Vítima de violência policial, mulher negra pisada no pescoço por PM é denunciada por quatro crimes em SP

Denúncia da promotora Flavia Lias Sgobi, ajuizada na 2° Vara Criminal do Foro Regional de SP, acusa mulher por quadro delitos: infração de medida sanitária preventiva, desacato, resistência e lesão corporal. Em processo na Justiça Militar, porém, PMs são réus por lesão corporal e abuso de autoridade. 


A promotora de Justiça Flavia Lias Sgobi ofereceu denúncia nesta terça-feira (19), por quatro crimes, uma mulher negra vítima de violência policial durante uma ocorrência em maio de 2020, em Parelheiros, na Zona Sul de São Paulo. Vídeos, que mostram a ação dos policiais militares, foram revelados, em julho de 2020, pelo "Fantástico", da TV Globo. 

Em entrevista ao "Fantástico", na época, a vítima relatou: "Quanto mais eu me debatia, mais ele apertava a botina no meu pescoço". 

No depoimento, ela também citou o caso de George Floyd, homem negro assassinado em Minneapolis no dia 25 de maio de 2020, estrangulado pelo policial branco Derek Chauvin. 

"Achei que iria ser morta como ele [George Floyd]. Eu estava no chão e lembrava daquela cena dele.

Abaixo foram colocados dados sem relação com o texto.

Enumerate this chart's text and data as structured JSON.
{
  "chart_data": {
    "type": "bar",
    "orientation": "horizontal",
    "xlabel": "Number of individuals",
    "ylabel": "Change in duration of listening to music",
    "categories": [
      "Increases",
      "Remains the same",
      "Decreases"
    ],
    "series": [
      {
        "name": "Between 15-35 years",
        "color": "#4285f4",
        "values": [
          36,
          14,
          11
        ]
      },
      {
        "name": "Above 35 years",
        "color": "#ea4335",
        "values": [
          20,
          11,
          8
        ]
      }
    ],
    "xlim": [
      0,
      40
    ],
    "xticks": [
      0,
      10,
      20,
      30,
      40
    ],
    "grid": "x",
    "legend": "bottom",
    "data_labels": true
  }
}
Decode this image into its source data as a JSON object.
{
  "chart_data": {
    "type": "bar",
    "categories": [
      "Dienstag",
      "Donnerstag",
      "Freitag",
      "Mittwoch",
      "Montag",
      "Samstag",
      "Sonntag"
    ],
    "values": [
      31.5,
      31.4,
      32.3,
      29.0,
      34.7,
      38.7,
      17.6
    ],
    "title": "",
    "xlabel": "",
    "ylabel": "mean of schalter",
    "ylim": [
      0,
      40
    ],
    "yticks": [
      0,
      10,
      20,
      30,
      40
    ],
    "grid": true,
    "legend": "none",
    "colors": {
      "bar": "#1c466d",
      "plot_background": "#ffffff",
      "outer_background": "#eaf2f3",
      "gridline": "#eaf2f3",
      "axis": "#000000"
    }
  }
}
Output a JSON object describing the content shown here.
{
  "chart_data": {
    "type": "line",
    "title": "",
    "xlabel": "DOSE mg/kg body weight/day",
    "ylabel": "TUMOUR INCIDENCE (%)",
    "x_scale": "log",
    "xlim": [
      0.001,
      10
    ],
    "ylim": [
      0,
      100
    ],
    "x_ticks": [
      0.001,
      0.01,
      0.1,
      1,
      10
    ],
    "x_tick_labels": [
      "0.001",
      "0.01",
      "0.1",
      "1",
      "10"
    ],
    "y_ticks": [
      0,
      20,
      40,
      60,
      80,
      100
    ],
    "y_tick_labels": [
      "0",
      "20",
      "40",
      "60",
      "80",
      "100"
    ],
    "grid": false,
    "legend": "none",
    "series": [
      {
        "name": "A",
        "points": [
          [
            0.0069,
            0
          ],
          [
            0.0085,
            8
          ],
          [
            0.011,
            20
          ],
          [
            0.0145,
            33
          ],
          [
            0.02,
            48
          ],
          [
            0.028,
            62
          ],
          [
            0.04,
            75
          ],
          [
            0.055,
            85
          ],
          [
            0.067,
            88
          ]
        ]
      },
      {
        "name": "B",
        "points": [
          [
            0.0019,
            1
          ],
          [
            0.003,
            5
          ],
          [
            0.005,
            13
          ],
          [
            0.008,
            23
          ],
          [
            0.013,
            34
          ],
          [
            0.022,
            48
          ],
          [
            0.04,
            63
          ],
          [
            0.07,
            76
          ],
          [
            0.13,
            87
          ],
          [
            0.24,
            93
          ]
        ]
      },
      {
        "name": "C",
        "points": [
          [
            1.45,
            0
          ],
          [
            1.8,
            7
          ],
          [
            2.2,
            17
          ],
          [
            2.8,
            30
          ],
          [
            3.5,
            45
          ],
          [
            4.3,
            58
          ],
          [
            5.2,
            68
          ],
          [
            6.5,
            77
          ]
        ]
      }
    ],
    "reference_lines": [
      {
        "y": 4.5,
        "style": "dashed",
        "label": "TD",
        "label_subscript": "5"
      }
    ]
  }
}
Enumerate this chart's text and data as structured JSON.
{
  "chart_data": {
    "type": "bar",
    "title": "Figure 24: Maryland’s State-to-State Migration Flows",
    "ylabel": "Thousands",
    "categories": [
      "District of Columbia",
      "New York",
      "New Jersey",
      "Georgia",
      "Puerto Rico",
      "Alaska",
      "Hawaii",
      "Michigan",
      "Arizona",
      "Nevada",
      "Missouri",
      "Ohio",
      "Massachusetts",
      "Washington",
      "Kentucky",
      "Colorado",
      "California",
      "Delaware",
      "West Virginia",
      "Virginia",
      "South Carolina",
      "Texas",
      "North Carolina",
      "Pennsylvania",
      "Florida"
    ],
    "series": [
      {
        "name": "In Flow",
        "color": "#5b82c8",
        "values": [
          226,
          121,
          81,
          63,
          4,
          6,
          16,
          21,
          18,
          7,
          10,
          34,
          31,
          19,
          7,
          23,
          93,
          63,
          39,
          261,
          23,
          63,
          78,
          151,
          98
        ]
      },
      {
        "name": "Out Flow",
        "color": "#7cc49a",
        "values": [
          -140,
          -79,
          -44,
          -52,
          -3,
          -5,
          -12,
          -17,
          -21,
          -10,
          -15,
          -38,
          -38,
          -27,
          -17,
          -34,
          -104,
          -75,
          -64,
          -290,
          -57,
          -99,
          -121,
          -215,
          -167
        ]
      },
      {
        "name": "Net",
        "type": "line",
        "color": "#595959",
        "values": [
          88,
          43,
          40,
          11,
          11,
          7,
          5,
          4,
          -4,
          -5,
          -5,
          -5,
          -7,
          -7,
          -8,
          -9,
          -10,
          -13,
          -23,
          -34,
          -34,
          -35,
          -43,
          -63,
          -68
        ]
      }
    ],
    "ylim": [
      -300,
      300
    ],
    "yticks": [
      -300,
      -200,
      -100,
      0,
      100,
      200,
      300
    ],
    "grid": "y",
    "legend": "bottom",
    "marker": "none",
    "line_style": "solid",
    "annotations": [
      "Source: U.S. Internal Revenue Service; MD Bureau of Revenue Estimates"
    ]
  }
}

Achei que iria morrer ali", disse a mulher, naquela ocasião, ao programa Encontro, também da TV Globo, lembrando do caso do norte-americano negro morto por policiais durante uma abordagem em maio de 2020. 

O caso foi noticiado até fora do país. À época, o governador de São Paulo, João Doria (PSDB), declarou que reprovava a ação dos policiais descrita pela reportagem. 

Em processo na Justiça Militar, porém, os PMs são réus por lesão corporal, abuso de autoridade, falsidade ideológica e inobservância de regulamento. Eles respondem pelos crimes em liberdade. Estão afastados das atividades de rua, trabalhando internamente na corporação. 

Na denúncia oferecida nesta terça, de quatro páginas, obtida pela GloboNews, a vítima é acusada dos seguintes delitos: infração de medida sanitária preventiva, desacato, resistência e lesão corporal (neste caso, os policiais militares são as vítimas das agressões). 

O caso decorre do fato de o Ministério Público Estadual entender que a ocorrência em Parelheiros consistiu em um caso de desrespeito às normas sanitárias em que a mulher negra e outros dois homens desacataram e até agrediram os policiais militares. 

Ocorre que esta versão, dada pelos próprios policiais no dia da ocorrência, e, portanto, antes de os vídeos virem à tona, já tinha sido apresentada no 25° Distrito Policial (Parelheiros). 

Com um agravante: os policiais - dois agentes - foram denunciados pelo mesmo MP Militar por terem, na avaliação da Promotoria de Justiça, mentido na delegacia. 

A denúncia do MP Militar contra os dois policias é de junho deste ano e os acusa também por quatro crimes: lesão corporal, falsidade ideológica, abuso de autoridade e inobservância de regulamento. 

Esses policiais nunca foram presos em razão de envolvimento nesse caso. 

 

Análise 

Na avaliação do advogado Felipe Morandini, que defende a mulher negra vítima de violência policial, a denúncia causa perplexidade. 

"Em acompanhamento processual, para minha surpresa e estarrecimento, recebi a notícia de que minha cliente foi denunciada pelos crimes de infração à medida sanitária preventiva, desacato, resistência e lesão corporal em face dos Policiais Militares que a agrediram, de forma brutal", diz Morandini. 

"Mesmo após a notícia ter se espalhado o mundo, e causado revolta em todos, a mesma foi ignorada pelo membro do Ministério Público, que se baseou nas informações do Boletim de Ocorrência. Ignorou as imagens que foram noticiadas, e são de conhecimento público. Trabalharei incansavelmente pela defesa da comerciante, e principalmente, para que esta denúncia seja rejeitada pelo juízo. Não é (e não pode ser) possível que fatos notórios como estes sejam ignorados pelo Órgão Ministerial no momento de denunciar qualquer um que seja", concluiu o defensor.